The part of Primo Levi’s La Trève that resonates for me this morning: during the demented and surrealistic trip that takes him from Auschwitz back to Turin, a man settles into the boxcar he shares with DPs of every description. The man immediately becomes the group’s designated target. Or as Levi puts it, the predestined victim every group of humans seems to need as a scapegoat. The man is a young Italian soldier, of a kind, gentle and pleasant disposition. His flaw? He was one of the Carabinieri. For reasons no one can ascertain, the Carabinieri had an obscene and grotesque reputation including the legend of their abominable pledge to kill both of their own parents. Clearly such a one who pretended to be kind, gentle and pleasant deserved nothing but scorn, derision and ill-treatment.

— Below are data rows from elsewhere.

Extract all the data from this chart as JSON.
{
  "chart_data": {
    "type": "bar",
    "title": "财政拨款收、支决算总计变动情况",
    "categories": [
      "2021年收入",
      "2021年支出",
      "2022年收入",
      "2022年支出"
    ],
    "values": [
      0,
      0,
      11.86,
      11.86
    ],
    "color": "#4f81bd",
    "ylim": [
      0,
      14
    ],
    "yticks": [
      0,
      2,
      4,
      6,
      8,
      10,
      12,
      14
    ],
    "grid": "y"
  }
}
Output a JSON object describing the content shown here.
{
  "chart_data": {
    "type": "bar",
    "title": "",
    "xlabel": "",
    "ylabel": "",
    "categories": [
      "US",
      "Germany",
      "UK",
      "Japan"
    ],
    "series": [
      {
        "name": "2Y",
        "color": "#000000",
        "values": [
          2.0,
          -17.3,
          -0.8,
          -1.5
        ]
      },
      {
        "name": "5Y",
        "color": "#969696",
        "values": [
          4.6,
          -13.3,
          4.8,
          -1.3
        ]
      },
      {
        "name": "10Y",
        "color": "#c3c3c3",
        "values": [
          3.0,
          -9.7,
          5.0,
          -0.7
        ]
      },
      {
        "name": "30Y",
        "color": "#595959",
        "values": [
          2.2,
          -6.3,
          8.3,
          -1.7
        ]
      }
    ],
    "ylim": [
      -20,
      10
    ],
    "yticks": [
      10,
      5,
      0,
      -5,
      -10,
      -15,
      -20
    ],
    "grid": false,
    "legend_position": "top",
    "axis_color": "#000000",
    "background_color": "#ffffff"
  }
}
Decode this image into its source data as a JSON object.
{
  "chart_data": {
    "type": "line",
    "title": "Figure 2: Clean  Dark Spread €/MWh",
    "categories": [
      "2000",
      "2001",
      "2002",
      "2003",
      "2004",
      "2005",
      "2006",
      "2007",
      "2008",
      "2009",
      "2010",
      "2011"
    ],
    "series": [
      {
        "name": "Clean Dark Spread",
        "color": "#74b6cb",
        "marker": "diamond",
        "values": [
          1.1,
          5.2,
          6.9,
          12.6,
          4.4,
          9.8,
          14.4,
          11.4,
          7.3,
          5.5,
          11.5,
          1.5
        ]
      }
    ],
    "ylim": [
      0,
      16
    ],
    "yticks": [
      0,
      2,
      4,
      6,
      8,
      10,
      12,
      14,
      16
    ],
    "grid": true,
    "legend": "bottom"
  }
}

The cruel taunts and vexations ceased one day. At one of their multiple and unpredictable stops, a young boy joined the group. Bare-footed and wearing a Red Army vest, the boy approached the Scapegoat who shared some bread with him. To say he stuck like glue is putting it mildly. The boy was fourteen years old, his relatives had died when a bomb destroyed their home. He explained this through a drawing, then crumpled it. E finito. That part of his life story was over. He drew something else: a barrel. No one understood. Laughing and happy, he drew himself next to the barrel, holding a hammer and a saw.
He was a barrel maker. He was alive, someone had fed him. His gratitude knew no bounds. He swept the boxcar, fetched water and treated the erstwhile scapegoat as his older brother.
I say erstwhile because the boy’s happy disposition lifted the cloud that hung over the kind and gentle soul who had strayed, unfortunately, into the dread Carabinieri. (At this point in the telling, Primo Levi doesn’t specify who picked up the mantle as Scapegoat, but no matter.) Why was the boy going to Italy? No reason other than the fact he had been wandering alone for months like a stray dog. He had followed the first human to show him some kindness.
Voilà. Why this matters this morning (and every other morning, whether mentioned or not): because the world is full of mean-spiritedness, hatred, resentment, violence and horror. All of these lurk and spring out when least expected, from the darkness of our own mind or of someone else’s. This is fact. It isn’t the whole story or there wouldn’t be anyone left to mention it, or anything else.